Il motivo che spinge la donna ad abortire ed il modo in cui viene presa la decisione hanno una grandissima influenza sulla risposta psicologica all’ I.V.G.. Husfeldt (1995) a tal proposito mette in evidenza un dato inquietante: se infatti il 44% delle donne esprime dubbi riguardo la decisione di abortire al momento della scoperta della gravidanza, il 30% continua ad avere dubbi al momento dell’I.V.G.. Incertezze e dubbi successivi sono stati riscontrati sia nelle donne che precedentemente erano contrarie all’aborto, sia in quelle che erano favorevoli, quindi malgrado l’atteggiamento favorevole riguardo l’I.V.G. in generale, le donne manifestano una disposizione negativa riguardo il proprio aborto.

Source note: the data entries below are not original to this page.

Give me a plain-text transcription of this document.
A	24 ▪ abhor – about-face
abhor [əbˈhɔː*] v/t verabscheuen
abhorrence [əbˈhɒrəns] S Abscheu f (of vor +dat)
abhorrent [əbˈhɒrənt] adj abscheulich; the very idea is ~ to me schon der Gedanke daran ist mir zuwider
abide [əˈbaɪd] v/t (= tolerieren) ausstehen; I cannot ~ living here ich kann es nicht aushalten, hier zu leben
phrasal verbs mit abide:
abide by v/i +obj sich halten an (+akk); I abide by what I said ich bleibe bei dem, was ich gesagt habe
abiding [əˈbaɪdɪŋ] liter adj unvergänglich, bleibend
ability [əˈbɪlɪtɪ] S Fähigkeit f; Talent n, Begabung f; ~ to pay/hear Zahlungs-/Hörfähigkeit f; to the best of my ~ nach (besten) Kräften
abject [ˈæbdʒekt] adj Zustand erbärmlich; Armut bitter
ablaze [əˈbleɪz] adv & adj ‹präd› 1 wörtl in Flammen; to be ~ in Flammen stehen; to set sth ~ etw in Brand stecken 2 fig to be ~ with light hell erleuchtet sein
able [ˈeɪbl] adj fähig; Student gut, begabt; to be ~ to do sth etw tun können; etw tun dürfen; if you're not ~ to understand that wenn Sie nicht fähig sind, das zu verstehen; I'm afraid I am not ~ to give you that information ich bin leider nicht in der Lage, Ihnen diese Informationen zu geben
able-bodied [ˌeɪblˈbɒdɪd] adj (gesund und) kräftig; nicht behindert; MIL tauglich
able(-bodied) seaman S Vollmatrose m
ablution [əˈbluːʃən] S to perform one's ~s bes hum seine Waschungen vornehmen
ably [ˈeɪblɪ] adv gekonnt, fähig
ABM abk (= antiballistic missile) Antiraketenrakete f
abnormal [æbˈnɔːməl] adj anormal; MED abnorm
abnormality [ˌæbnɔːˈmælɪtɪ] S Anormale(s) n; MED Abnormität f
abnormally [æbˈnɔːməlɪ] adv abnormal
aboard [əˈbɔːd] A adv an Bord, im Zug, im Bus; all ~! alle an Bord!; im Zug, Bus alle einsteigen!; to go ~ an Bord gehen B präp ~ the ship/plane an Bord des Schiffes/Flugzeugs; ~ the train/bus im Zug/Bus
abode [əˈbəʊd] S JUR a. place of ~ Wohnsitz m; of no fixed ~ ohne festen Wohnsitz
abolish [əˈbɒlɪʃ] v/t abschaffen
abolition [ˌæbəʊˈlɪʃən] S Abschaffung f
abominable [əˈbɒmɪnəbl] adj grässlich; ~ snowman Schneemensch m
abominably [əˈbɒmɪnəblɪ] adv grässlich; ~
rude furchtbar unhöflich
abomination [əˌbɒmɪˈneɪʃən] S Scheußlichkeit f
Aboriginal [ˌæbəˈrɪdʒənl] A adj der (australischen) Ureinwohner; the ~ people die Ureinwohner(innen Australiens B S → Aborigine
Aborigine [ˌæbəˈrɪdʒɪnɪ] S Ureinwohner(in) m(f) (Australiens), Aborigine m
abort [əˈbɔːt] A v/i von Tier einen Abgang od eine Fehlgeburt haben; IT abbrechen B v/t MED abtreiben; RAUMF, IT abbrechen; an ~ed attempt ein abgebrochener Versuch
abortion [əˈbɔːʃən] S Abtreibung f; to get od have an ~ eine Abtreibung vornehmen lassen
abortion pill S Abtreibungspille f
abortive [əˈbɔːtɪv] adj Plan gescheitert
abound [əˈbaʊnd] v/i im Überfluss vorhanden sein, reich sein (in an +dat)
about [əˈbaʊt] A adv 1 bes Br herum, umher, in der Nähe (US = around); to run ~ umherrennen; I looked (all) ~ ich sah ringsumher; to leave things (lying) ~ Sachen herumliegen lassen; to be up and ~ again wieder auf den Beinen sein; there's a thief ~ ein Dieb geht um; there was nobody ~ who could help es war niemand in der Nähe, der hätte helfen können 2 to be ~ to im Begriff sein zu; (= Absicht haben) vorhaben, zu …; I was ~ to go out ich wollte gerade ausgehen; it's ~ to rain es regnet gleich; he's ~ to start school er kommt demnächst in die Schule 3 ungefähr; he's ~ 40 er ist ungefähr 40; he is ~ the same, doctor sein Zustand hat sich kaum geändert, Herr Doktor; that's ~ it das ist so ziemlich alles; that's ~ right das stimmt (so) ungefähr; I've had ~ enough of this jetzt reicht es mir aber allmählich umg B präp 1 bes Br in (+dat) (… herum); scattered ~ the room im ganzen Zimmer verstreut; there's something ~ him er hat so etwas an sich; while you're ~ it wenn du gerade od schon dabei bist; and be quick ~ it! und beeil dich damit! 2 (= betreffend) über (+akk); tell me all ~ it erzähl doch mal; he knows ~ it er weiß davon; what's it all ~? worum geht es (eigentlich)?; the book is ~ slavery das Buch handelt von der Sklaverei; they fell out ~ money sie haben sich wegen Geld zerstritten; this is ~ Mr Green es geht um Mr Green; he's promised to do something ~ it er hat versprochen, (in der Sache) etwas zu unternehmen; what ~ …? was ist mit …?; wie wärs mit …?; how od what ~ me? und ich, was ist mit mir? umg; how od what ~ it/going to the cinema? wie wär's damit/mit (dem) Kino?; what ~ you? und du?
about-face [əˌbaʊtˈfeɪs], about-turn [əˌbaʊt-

I sentimenti ambivalenti che precedono, accompagnano e seguono l’ I.V.G. rappresentano un vissuto che viene riscontrato frequentemente nelle donne che abortiscono e sono dovuti a conflitti di natura personale, relazionale, morale e/o spirituale che influenzano la decisione. Sebbene l’ambivalenza sia un’esperienza comune,  non deve essere sottovalutata perché è uno dei predittori più importanti per i disturbi psicologici dopo l’I.V.G.. Quando la donna decide per l’ I.V.G. carica di sentimenti contrastanti difficilmente riesce ad avere piena consapevolezza della sua decisione e delle relative conseguenze e successivamente è molto probabile che viva l’aborto come una grave perdita che comporta dolore, sensi di colpa, rimpianto, rabbia ed altre emozioni sgradevoli che possono sfociare in veri e propri disturbi psicologici. Ovviamente, gli effetti che l’ I.V.G. ha sulle donne molto giovani possono essere anche più gravi rispetto a quelli riscontrati sulle donne adulte, perché le adolescenti dispongono di capacità cognitive meno mature.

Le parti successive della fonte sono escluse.